Kalça tendoniti, kalça çevresindeki tendonları aşırı kullanan, yanmalara neden olan ve yürüme ağrıları, bacağa yayılan veya bir veya her iki bacağı hareket ettirmede zorluk gibi belirtilere neden olan sporcularda yaygın bir sorundur.
Genel olarak, kalça tendiniti, bacakları kapsayan, koşma, bisiklete binme veya futbol gibi aşırı fiziksel aktiviteye katılan sporcuları etkiler, ancak kalça ekleminde ilerleyici aşınma nedeniyle yaşlı hastalarda da ortaya çıkabilir.
Kalçadaki tendinit çoğu vakada iyileşir, ancak fizik tedavi alan genç hastalarda tedavi şansı en fazladır.
Kalça tendinit belirtileri
Kalçadaki tendinit belirtileri arasında şunlar olabilir:
- Kalçadaki ağrı, zamanla kötüleşir;
- Bacağına yayılan kalçadaki ağrı;
- Bacakları hareket ettirmede zorluk;
- Bacak krampları, özellikle uzun süre dinlendikten sonra;
- Etkilenen, oturma ya da etkilenen tarafta yatan zorluk.
Kalçadaki tendinit semptomları olan hasta, fizik muayene yapmak, sorunu teşhis etmek ve uygun tedaviyi başlatmak için bir fizyoterapist veya ortopedi uzmanına danışmalıdır.
Kalçada tendinit nasıl tedavi edilir
Kalçadaki tendinit tedavisi bir fizyoterapist tarafından yönlendirilmeli, ancak genellikle doktorla konsültasyon gününe kadar 20 dakika süreyle bir buzlu su torbası ile dinlenme ve uygulama ile evde başlanabilir.
Konsültasyonu takiben ve kalçada tendonitin nedenine bağlı olarak, İbuprofen gibi antienflamatuar ilaçların alınması ve kalçada tendinit için fizyoterapi yapılması önerilebilir, ki bu da tendonlar üzerindeki baskıyı hafifletmeye yardımcı olan bir dizi egzersiz içerir. acı
Daha ciddi vakalarda, kalçada tendinit tedavisi, özellikle yaşlı hastalar söz konusu olduğunda, tendon yaralanmalarını gidermek veya kalça eklemini değiştirmek için ameliyatı içerebilir.
Kalçada tendinit için egzersizler
Kalça tendiniti için egzersiz yapmak tendonları ısıtmaya yardımcı olur ve bu nedenle ağrıyı hafifletir. Bununla birlikte, hastaya şiddetli ağrıya neden oluyorsa kaçınılmalıdır.
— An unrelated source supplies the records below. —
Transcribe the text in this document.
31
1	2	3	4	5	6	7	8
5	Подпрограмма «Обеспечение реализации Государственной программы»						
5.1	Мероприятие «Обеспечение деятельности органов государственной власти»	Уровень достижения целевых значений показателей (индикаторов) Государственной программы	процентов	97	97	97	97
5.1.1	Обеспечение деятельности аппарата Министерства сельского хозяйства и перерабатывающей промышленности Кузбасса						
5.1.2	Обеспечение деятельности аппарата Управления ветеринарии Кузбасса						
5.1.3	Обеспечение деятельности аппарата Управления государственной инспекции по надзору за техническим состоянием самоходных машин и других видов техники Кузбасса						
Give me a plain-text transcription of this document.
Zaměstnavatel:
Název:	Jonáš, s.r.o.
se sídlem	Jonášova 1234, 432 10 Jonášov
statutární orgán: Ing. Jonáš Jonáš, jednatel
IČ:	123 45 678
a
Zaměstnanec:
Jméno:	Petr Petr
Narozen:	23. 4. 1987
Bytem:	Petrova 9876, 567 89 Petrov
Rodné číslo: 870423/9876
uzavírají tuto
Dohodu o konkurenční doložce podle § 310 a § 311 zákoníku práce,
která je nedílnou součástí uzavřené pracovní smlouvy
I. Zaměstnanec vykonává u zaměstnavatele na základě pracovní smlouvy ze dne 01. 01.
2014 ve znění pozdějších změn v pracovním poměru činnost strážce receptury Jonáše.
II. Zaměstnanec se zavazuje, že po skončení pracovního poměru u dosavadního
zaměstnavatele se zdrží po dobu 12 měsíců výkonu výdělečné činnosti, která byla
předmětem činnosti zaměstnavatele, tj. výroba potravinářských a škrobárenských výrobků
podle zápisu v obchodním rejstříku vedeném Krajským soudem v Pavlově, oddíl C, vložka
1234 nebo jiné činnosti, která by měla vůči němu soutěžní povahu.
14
Egzersiz 1: Bacaklarınızı sallayın Egzersiz 2: Kalça GermeEgzersiz 1: Bacaklarınızı sallayın
Duvarı yan yana tutarak duvara en yakın kolu tutun. Ardından bacağını duvardan biraz daha uzağa kaldırın ve öne ve arkaya 10 kez sallayın, bacağını sonuna kadar kaldırın. Başlangıç pozisyonuna geri dönün ve bacağınızı zemine oturan bacağın önünde yan yana sallayarak tekrarlayın. Diğer ayak ile adımları tekrarlayarak egzersizi bitirin.
Egzersiz 2: Kalça Germe
Göbeğini kaldır ve sağ dizini göğsüne doğru bük. Sol elinizle sağ dizinizi vücudun sol tarafına çekin ve 20 saniye boyunca şekil 2'de gösterilen pozisyonu tutun. Daha sonra başlangıç pozisyonuna geri dönün ve egzersizi sol diziyle tekrarlayın.